In the meantime, the shark (Virgil thinks it was a dolphin, but dolphins jump, not just circle) disappeared from our beach and never returned. He was a lot farther out than we would ever venture anyway.
We suspect that shark bites are normally routine. I think anyone who ventures into the water where hungry sharks are known to feed sooner or later will be bitten. And the news would not have captured national media attention had it not been for the child with the mangled arm. By the time we left Florida, the headlines said 17 surfers had been bitten by sharks, but their wounds weren’t life threatening.
The surfers’ curious flirtation with the sharks led one Floridian to write the local newspaper that she hadn’t been so embarrassed since the presidential election, when so many residents didn’t know how to vote.
Hey, at least they tried.
Remember the letters and calls about the tipping controversy not long ago?
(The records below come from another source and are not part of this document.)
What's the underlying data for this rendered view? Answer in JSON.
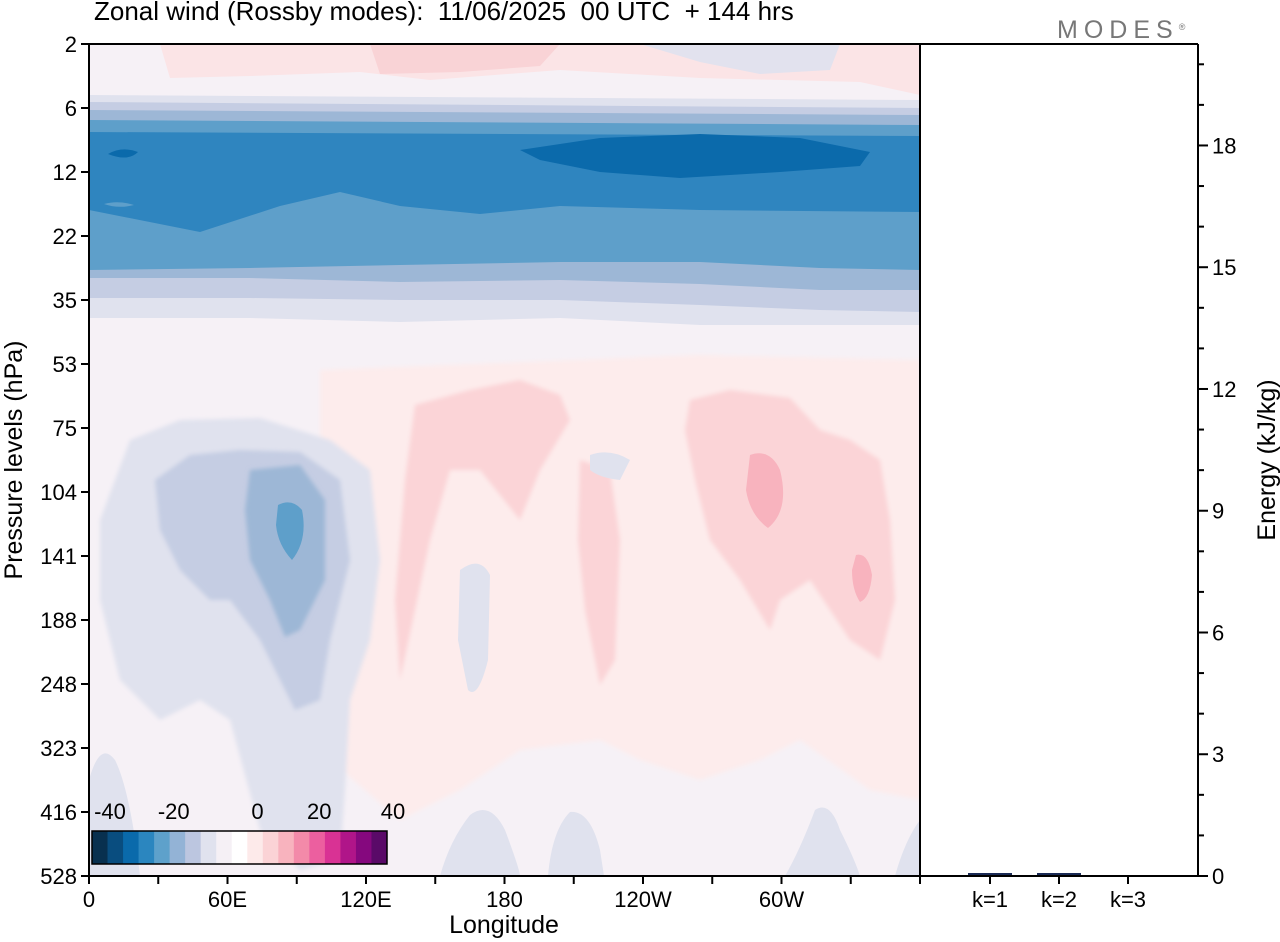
{
  "title": "Zonal wind (Rossby modes):  11/06/2025  00 UTC  + 144 hrs",
  "logo": {
    "text": "MODES",
    "mark": "®"
  },
  "chart_data": [
    {
      "type": "heatmap",
      "title": "Zonal wind (Rossby modes):  11/06/2025  00 UTC  + 144 hrs",
      "xlabel": "Longitude",
      "ylabel": "Pressure levels (hPa)",
      "x_ticks": [
        "0",
        "60E",
        "120E",
        "180",
        "120W",
        "60W"
      ],
      "y_ticks": [
        "2",
        "6",
        "12",
        "22",
        "35",
        "53",
        "75",
        "104",
        "141",
        "188",
        "248",
        "323",
        "416",
        "528"
      ],
      "y_scale": "pressure levels, top to bottom",
      "colorbar": {
        "labels": [
          "-40",
          "-20",
          "0",
          "20",
          "40"
        ],
        "range": [
          -40,
          40
        ],
        "colors": [
          "#08304f",
          "#094d7f",
          "#0a6aab",
          "#2b86bf",
          "#5ea1cb",
          "#93b3d6",
          "#bcc6e0",
          "#e0e2ee",
          "#f5f0f5",
          "#ffffff",
          "#fdeaea",
          "#fbd3d6",
          "#f8b3be",
          "#f38aa9",
          "#ec5f9f",
          "#d93294",
          "#b01589",
          "#85087e",
          "#5a0a68"
        ]
      },
      "field_bands": [
        {
          "level_hPa": 2,
          "u": 0
        },
        {
          "level_hPa": 6,
          "u": -8
        },
        {
          "level_hPa": 9,
          "u": -30
        },
        {
          "level_hPa": 12,
          "u": -28
        },
        {
          "level_hPa": 22,
          "u": -20
        },
        {
          "level_hPa": 35,
          "u": -12
        },
        {
          "level_hPa": 53,
          "u": 0
        },
        {
          "level_hPa": 104,
          "u": -10,
          "note": "negative core near 80E"
        },
        {
          "level_hPa": 104,
          "u": 6,
          "note": "positive cores near 130W and 65W"
        },
        {
          "level_hPa": 528,
          "u": 0
        }
      ]
    },
    {
      "type": "bar",
      "categories": [
        "k=1",
        "k=2",
        "k=3"
      ],
      "values": [
        0.03,
        0.02,
        0.0
      ],
      "ylabel": "Energy (kJ/kg)",
      "y_ticks": [
        0,
        3,
        6,
        9,
        12,
        15,
        18
      ],
      "ylim": [
        0,
        20.5
      ]
    }
  ]
}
The same thing was going on in Florida when we arrived, and the arguments for and against that appeared daily in “The News-Journal” were the same as we read here. Only the names and addresses were different. I was amazed.
One letter published Aug. 22 especially caught my attention because I didn’t remember reading this argument before, so I thought you might be interested, too. Andrea Finn of Ormond Beach wrote:
“I was outraged by Cecelia White’s letter. My daughter is a food server at a very popular, always crowded restaurant in Daytona Beach. She worked for five years there while earning her college degree. Here are the hard facts:
” — Tips (for tax purposes) are calculated as a percentage on their total gross food sales for that evening, whether they earned that amount or not.
” — Food servers pay Social Security, federal income tax and Medicare based on that percentage, whether they received that amount or not.
” — They suffer verbal abuse from customers who treat them as lower-class servants. They also come home with swollen feet and ankles and bruises from falling on wet floors.
“Ms. White’s remarks are an insult to food servers everywhere. If all restaurant patrons were like Ms. White, the hard-working, underpaid servers would be on welfare because they couldn’t afford to pay to serve Ms. White.”